Poesia e outras palavras.

folhasdeluar

Poesia e outras palavras.

Sonho sonhado

Fabulosos passos..chuviscos

Sombra de águas distendidas

A mudança...muda...o mito

A raiva foge dos corpos

A esperança escorre pelos juncos

O perfume do poejo aloja-se dentro de nós

O amor ausenta-se...a lua suja-se

Ao longe vozes feitas de areia

Cheiram os despojos dos corpos

Muralhas erguem-se no vácuo

Lençóis lavam-se no sarro dos dias

O sono desperta nas fotografias

A cal cai das paredes...paradas...irrelevantes

A boca insiste em falar das coisas ausentes

Demoras...dedos..o teu cheiro

O deserto revela-se

Há um desastre em cada oásis

Uma túlipa em cada coração

A sede devasta o interior dos corpos

Assombra o esquecimento..cai sobre a poeira

Os dedos amarelecidos..o inverno cauteloso

O dia de papel...

Fanático como a Alqaeda

Desenvolvendo-se em rotinas assassinas

Que rosto se revelará nos dias escuros?

Que promessas eclodirão no aço das flores?
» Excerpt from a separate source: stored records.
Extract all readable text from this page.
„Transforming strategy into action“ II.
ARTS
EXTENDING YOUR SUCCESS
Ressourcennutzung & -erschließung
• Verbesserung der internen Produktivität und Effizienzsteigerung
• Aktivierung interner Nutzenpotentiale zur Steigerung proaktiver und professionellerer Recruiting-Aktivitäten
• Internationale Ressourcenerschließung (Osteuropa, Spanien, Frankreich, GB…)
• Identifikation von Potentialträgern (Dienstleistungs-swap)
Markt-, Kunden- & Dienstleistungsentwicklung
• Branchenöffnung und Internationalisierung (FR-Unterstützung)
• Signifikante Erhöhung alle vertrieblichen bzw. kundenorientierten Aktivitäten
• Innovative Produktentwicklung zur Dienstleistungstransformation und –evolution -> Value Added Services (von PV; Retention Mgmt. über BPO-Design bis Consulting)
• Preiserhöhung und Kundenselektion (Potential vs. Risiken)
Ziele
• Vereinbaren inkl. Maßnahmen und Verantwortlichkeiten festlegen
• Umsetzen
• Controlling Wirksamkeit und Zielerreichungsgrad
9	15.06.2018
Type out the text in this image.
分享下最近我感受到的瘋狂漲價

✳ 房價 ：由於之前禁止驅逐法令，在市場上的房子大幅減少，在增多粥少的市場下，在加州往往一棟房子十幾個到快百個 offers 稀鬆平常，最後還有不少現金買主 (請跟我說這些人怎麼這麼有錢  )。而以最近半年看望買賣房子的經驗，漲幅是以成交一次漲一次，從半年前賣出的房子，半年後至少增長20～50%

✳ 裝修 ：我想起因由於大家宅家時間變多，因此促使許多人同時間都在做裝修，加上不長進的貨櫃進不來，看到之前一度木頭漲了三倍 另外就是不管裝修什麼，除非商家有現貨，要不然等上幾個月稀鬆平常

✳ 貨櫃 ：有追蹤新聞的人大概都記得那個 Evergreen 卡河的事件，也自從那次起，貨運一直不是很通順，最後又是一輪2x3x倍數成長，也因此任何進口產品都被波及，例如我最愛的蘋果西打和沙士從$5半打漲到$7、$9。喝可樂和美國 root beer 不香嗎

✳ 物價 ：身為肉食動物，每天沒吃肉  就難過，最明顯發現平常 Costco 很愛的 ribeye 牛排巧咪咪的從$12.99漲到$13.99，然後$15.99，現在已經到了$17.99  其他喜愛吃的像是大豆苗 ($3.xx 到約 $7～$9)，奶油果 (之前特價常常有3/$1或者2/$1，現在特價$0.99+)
Que seiva morna escorrerá da sede?

É tempo do sonho das aves

Do abandono das sementes...de cantar

Eis aqui o dobrado afluxo do sal

A triste visão das mãos caídas...o aperto nos lábios

A alucinação inocente...as asas..as velas...o sonho impossível

Enfim sonhado...

Nada muda

A tua pele era um imenso mar

Uma flor feita de pássaros garridos

Há um tempo esquecido em cada cansaço

Uma luz que não regressa...uma despedida

Perante a tágide que voa no tempo que cai

Como a fluida ave que rasa a sombra

A lucidez da pupila renasce

O rio devora as imagens...a labuta..os despojos

Nas gaivotas flutuam tragédias

Comboios passam rente às recordações...a luz aquece

A maré submerge os varais

Assusta os pensamentos...

Reflete-se na alucinação dos mares

Confunde-se com a pele dos homens

A pele daqueles que caem...jazem

Dentro de um frio marítimo...matinal

Melodias aconchegam-se no ar

são sementes renascidas..feitas com pautas de algures

Há suor...há uma dívida para com o perdão

Um rosto perde-se...ecoa na paisagem

A pele efectua uma contradança

Eclesiáticos tempos...os templos devoram as almas

Mas o cansaço avança....mudo..surdo

Os pássaros voam...tudo muda...nada muda...

Esqueci-me da cidade

Sou um vagabundo dos instantes

Corro dentro de um relógio

Esqueci-me da cidade

E afastei-me como um barco carregado de histórias

Não há medo nesse matagal de memórias

Nessas meteóricas madrugadas de ausência

Circulo rente aos poços

Conto lendas ao sono das paredes

Paro para bocejar

De um momento para o outro

O ar cai sobre mim...vibram raros segredos

Sei que uma nova epopeia vem aí

Todos os dias a lucidez me persegue..

Sou o circuito errado da noite

O olhar vítreo das palavras

O espelho de noites de angústia

O sono fantasmagórico das luas

De que cor são as ruas que escorrem dos subterrâneos?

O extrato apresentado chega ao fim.